Things to consider when choosing your forex robot
When considering which forex robot to select, traders should watch out for the following points: :
- Always look for a low drawdown rate (the measure of decline and reduction of capital). Though high drawdowns may lead to higher gains, they can also cause a trading account to incur great losses that might wipe out the initial trading capital.
- The best trading robots are usually thoroughly tested against real data, variable spreads, and varying market conditions. Remember, trading robots should always be backtested against historical data to show where the robot is struggling to predict trends and where they perform well.
- Always be wary of product reviews from unverified sources. Watch out for trading robot products that claim huge profits and are unable to provide real-time examples of how they are performing.
- Test with a demo account in a test environment before deciding to employ a trading robot in live market conditions.
- A lot of robots will fail in actual live trading conditions, due to transaction costs, slippages, volatile pricing and execution latency issues, that might not be fully captured in a demo trading environment.
- Note that a trading robot will produce different profits and losses on different brokerage execution platforms given FX is a OTC market where all the brokers offer different pricing.

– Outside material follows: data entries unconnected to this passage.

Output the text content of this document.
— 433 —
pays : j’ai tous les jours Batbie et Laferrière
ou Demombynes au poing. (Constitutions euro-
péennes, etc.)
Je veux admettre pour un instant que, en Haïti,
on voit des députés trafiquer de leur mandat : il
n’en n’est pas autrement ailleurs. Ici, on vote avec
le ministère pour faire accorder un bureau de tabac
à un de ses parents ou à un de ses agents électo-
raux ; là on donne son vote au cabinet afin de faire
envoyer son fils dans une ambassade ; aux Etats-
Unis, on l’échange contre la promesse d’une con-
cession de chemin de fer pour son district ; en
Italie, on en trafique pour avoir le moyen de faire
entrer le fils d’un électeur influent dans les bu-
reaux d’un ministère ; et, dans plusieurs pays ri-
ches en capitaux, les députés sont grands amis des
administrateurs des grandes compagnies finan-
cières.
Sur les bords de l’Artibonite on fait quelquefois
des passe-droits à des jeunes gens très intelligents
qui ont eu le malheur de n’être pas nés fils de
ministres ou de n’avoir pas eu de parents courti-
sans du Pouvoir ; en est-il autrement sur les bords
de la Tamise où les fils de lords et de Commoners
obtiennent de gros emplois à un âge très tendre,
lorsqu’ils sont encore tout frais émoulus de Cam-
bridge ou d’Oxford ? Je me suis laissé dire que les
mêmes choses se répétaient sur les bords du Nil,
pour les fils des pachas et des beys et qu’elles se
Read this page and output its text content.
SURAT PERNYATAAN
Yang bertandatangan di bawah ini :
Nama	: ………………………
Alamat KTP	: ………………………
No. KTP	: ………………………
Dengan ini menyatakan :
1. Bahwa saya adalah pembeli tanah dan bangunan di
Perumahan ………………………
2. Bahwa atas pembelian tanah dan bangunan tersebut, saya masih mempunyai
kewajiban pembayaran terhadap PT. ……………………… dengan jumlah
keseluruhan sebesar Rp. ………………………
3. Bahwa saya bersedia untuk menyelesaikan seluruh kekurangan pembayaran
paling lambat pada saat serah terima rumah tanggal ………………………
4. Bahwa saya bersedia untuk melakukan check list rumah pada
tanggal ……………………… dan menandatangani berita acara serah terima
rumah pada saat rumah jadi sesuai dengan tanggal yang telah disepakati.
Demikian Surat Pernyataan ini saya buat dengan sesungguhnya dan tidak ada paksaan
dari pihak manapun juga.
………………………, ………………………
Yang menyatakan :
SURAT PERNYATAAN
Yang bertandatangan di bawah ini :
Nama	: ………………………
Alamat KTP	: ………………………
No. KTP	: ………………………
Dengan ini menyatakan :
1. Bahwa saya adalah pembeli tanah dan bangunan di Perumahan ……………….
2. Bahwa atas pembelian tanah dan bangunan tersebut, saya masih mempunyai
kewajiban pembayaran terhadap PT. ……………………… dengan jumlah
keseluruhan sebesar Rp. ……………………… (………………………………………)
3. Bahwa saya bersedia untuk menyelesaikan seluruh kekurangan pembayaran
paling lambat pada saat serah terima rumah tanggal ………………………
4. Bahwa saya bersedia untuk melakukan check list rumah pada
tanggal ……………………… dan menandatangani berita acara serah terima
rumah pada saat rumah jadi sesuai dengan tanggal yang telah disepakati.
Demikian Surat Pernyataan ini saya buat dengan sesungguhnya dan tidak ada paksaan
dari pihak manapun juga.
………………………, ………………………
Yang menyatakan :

A winning robot might be a losing one on another brokerage platform.
- Ensure that all trading robots are constantly monitored and under supervision.
- Remember that there are no guarantees of profit as the market can be volatile, even when using the most sophisticated robots.
In conclusion, forex trading robots can do things that a human cannot do, as they can be programmed to monitor multiple currency pairs simultaneously, and execute trades based on specific algorithms. and are not influenced by emotions the same way humans are. However, trading robots could make errors or be ineffective when there are unexpected changes in the market.
The most important benefit from using trading robots is the ability to customise settings that will allow an algorithm to make decisions according to one’s chosen strategy and should be used in conjunction with the trader’s own trading intelligence and guidance.